Thursday, July 14, 2005

Gain Experiments at the Beach - CharlesNY

I have not been able to get to the beach with my Explorer this year but some have and are getting good results. I recently got permission to share with you some beach experiments made by CharlesNY on Gain and Sensitivity. They are not yet conclusive but do contain great insight. I will update it as Charles gets more results or I try them myself.

From CharlesNY -

A friend and I have been hip deep in building ourselves a better beach coil for the Explorer. One of the goals is to reduce or eliminate the falsing that takes place in the wet sand on our NE salt water beaches. Coils which seem perfectly stable in the dry sand false when you move out onto the wet sand or into the water. All the coils we have tried seem to false, stock coil, ML 8, and the other brands. The degree to which they false varies quite a bit, and even with a group of stock 10.5 ML coils some are more prone to falsing than others.

I noticed something when we were testing an 11x14 eliptical recently that got me thinking about sensitivity verses gain.

My friend had his sensitivity turned way down to reduce the falsing, something in the 16-18 range which I hear is common for beach hunters. But he had his gain higher, 8-10 so that he would not miss the small gold.

I was setup just the opposite with my sensitivity at 26 and my gain at 5. Here's my reasoning for this...if you rated a target on a scale of signal strength from 1 to 10 a coin or ring might be a 10 compared to a wet sand false which is more like a 5. But when you increase your gain it boosts the wet sand false higher in volume to the point that it sounds about as strong as a coin or ring and so it was difficult for me to tell the difference between a wet sand false and a real target.

But I thought what if I reduced my gain to 5 (I normally run it at 7), that might quiet down the wet sand falsing to the point that I could ignore them and just concentrate on the loud stronger signals. That approach worked out pretty well as it turned out. I was still digging deep and sometimes quite small targets.

Now here's the interesting part of this story. I had a decent signal on a deep target and asked my friend to come over and check it before I dug it. He could not hear it at all, yet it was pretty decent on my machine. It was a bit fainter than a solid signal which makes sense with my gain at 5 but it was clearly there. With this gain at 8 or higher why couldn't he hear it???

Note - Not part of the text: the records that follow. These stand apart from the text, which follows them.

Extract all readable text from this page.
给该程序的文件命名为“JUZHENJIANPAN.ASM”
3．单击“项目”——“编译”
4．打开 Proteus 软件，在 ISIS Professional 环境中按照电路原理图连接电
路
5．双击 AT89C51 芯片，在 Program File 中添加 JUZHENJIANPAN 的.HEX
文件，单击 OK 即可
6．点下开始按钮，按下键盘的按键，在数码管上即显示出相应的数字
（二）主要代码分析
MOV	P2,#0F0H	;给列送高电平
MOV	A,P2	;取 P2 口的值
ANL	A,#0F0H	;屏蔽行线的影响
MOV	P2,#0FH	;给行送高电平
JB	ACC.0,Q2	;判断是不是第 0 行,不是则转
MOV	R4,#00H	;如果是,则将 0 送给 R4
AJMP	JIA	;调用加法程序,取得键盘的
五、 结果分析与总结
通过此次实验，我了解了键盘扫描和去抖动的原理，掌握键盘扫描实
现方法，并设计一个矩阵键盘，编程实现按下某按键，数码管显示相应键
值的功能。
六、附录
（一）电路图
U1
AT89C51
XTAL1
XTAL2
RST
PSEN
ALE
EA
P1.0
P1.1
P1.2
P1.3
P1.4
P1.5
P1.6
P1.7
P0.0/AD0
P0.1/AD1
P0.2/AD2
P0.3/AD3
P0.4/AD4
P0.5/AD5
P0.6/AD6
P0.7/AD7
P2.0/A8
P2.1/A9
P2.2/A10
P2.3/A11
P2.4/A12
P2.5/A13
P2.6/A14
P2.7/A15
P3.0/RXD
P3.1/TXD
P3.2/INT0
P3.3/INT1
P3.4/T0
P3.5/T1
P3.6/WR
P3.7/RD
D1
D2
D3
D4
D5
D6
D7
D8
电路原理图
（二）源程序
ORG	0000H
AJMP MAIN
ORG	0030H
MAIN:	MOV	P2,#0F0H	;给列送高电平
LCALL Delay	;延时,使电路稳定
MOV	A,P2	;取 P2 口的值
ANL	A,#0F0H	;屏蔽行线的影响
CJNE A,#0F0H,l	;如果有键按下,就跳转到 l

Here's the question...which is processed first by the Explorer electronics, the gain or the sensitivity?

Keep in mind that the Explorer transmits at 100% power no matter how you have your machine set up. When you change your sens or gain its just modifying that signal its not varying the amount of transmitted signal strength or received signal strength. Its saying here's a signal in my electronic brain, and based on your settings it processes the signal and provides you with a response.

Now...does it make sense that it would process the gain boost first before the sensitivity setting? I think not. It makes more sense to process the sensitivity setting first, eliminating the unwanted noise and ultra faint signals and then apply the gain boost in volume to those that are left.

This would explain why he could not hear my target, with this sensitivity turned way down to 16 I think it eliminated this target where as my machine at 26 allowed it in. Therefore a higher gain cannot boost a signal that has been eliminated already by a lower sensitivity setting.

This is just a theory, but I think a lower sensitivity even on the beach is not a good thing which has been my experience in land hunting deep targets. Something to think about.


In summary, it appears that CharlesNY is experiencing more depth and less falsing by reducing GAIN first before SENS. Cant wait to try it.